Intervention de François Grémy

Office parlementaire d'évaluation des choix scientifiques et technologiques — Réunion du 3 novembre 2011 : 1ère réunion
Evolution de la consommation électrique et économie d'énergie

François Grémy, délégué général, COPREC :

Je représente la COPREC et la fédération des sociétés tierce parties de contrôle et de certification, qui regroupe les leaders mondiaux en la matière, soit 175 000 salariés dans le monde, répartis sur 140 pays. Nos métiers concernent l'évaluation de conformité dans tous les secteurs d'activité. Par exemple, nous contrôlons 95 % du parc automobile en France dans le cadre du contrôle technique automobile, les centrales nucléaires et 70 % des ascenseurs.

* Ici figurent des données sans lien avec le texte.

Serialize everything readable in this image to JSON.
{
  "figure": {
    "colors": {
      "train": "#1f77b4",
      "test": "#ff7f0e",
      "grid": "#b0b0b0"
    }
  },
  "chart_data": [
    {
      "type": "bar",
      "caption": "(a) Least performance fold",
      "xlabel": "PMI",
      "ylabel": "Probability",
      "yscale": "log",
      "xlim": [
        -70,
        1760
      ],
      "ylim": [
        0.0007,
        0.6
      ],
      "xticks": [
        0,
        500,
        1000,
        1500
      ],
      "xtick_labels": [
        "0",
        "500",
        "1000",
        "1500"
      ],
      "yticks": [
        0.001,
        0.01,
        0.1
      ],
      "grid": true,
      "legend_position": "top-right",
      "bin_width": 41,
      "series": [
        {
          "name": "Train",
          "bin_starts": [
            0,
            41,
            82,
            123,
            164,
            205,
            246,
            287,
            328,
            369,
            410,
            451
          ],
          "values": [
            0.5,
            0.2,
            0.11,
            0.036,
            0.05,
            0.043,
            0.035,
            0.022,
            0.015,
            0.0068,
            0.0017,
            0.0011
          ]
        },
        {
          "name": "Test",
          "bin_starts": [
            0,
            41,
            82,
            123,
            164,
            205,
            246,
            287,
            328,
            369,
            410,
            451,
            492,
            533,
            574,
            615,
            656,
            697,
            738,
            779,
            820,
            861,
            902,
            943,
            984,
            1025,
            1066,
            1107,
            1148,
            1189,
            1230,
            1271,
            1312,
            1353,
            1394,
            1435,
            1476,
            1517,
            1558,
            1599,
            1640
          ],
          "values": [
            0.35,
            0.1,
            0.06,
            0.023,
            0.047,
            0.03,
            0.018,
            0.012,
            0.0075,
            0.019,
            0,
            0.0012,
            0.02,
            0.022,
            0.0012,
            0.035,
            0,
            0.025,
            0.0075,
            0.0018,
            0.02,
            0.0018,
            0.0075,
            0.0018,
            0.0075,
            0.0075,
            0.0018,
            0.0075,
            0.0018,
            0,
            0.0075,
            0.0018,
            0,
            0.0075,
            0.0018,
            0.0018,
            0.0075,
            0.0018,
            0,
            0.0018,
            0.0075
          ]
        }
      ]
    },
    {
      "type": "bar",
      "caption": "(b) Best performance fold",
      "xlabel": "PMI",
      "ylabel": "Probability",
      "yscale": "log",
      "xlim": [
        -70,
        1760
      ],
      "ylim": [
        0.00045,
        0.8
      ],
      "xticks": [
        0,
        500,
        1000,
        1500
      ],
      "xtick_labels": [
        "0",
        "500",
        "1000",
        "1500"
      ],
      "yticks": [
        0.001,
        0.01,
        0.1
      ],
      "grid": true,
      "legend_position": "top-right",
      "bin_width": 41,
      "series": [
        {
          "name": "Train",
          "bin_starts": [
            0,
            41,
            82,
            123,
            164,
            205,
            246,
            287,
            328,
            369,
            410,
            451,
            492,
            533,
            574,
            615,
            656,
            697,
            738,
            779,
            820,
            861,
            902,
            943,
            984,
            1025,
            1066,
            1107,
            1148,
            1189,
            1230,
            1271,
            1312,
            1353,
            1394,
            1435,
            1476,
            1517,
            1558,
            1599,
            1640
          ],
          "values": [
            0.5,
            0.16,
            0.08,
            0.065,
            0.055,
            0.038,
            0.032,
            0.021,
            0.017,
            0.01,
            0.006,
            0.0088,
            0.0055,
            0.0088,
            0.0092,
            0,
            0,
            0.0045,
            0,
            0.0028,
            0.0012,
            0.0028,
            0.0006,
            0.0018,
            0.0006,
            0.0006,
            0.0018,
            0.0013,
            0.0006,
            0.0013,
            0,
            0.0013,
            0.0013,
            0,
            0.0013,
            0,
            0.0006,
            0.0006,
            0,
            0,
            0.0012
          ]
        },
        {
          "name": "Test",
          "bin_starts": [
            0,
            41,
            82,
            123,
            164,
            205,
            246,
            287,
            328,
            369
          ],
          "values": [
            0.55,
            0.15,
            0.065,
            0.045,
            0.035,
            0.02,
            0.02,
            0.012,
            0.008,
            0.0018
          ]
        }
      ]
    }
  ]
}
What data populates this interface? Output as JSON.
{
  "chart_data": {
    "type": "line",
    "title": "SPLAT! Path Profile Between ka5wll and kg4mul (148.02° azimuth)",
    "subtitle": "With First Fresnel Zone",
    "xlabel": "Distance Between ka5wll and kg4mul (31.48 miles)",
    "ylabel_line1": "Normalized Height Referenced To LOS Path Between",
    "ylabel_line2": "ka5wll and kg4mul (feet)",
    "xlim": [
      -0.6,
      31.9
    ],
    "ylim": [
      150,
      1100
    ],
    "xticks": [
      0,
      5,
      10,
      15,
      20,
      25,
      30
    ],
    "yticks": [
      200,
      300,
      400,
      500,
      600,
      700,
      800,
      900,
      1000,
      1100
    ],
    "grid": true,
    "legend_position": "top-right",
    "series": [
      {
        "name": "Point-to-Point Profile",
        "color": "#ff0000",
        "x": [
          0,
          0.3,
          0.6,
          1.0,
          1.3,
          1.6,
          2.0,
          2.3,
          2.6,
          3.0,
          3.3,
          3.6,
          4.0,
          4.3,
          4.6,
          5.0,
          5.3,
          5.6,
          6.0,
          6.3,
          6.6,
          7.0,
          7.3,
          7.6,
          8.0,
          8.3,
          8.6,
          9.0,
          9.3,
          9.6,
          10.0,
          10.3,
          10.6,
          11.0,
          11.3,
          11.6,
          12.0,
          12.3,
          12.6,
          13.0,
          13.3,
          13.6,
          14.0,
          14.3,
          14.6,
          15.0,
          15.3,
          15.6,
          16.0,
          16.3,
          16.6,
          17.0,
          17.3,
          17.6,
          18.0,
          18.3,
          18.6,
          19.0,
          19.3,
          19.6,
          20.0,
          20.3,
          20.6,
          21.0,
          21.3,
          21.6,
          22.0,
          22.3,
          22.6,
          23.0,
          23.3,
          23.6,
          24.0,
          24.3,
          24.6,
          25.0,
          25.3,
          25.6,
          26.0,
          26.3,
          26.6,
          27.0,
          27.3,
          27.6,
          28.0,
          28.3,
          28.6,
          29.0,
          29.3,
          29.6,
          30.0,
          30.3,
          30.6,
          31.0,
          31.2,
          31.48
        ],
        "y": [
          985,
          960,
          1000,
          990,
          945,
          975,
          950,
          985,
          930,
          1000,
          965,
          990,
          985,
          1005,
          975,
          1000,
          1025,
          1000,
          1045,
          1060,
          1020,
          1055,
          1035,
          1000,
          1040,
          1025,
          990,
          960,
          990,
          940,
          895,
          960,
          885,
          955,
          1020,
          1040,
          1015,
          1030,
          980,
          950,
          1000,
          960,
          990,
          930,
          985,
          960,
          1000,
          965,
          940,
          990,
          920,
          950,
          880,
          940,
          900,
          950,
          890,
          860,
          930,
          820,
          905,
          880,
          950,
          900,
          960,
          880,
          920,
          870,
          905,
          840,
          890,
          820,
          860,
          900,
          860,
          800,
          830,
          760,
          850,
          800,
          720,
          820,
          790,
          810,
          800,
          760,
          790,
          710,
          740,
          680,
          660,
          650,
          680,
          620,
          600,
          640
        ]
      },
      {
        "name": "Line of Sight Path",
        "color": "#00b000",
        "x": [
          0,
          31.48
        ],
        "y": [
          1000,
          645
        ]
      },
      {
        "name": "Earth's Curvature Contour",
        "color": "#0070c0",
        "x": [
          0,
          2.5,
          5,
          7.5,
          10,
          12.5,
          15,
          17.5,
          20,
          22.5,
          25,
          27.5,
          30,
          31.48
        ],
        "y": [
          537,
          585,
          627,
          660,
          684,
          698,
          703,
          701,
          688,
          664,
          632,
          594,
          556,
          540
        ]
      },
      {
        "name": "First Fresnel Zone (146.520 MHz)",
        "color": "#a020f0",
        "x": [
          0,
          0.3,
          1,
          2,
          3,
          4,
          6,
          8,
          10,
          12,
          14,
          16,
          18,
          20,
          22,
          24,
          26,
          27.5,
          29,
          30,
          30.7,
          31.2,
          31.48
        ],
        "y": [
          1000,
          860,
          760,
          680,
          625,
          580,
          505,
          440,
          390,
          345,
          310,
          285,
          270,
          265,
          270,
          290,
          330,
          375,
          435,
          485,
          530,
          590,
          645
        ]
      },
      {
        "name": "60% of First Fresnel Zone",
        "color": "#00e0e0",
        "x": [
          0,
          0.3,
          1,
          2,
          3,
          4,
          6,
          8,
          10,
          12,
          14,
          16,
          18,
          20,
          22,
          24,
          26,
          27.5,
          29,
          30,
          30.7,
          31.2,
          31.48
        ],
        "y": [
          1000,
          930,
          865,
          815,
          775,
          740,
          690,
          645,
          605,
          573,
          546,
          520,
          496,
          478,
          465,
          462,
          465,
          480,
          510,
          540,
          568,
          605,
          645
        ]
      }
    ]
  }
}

Dans le secteur de la construction, nous réalisons des missions de contrôle de certification et d'assistance à maîtrise d'ouvrage. La nature même de l'existence de notre société est l'indépendance. Au titre de notre mission de contrôle construction, nous sommes missionnés par les pouvoirs publics, les ministères qui nous donnent un agrément pour contrôler si les dispositions en phase de construction ont été prises, tant sur la solidité des ouvrages, la sécurité incendie, l'accessibilité que dans bien d'autres domaines. Cela nous permet de disposer d'une vision globale sur l'ensemble des bâtiments en France, étant entendu que nous en contrôlons environ 90 %. Cette situation nous permet d'effectuer des remontées d'information régulières auprès des pouvoirs publics sur l'efficacité réelle, ou pas, de certaines dispositions législatives ou réglementaires.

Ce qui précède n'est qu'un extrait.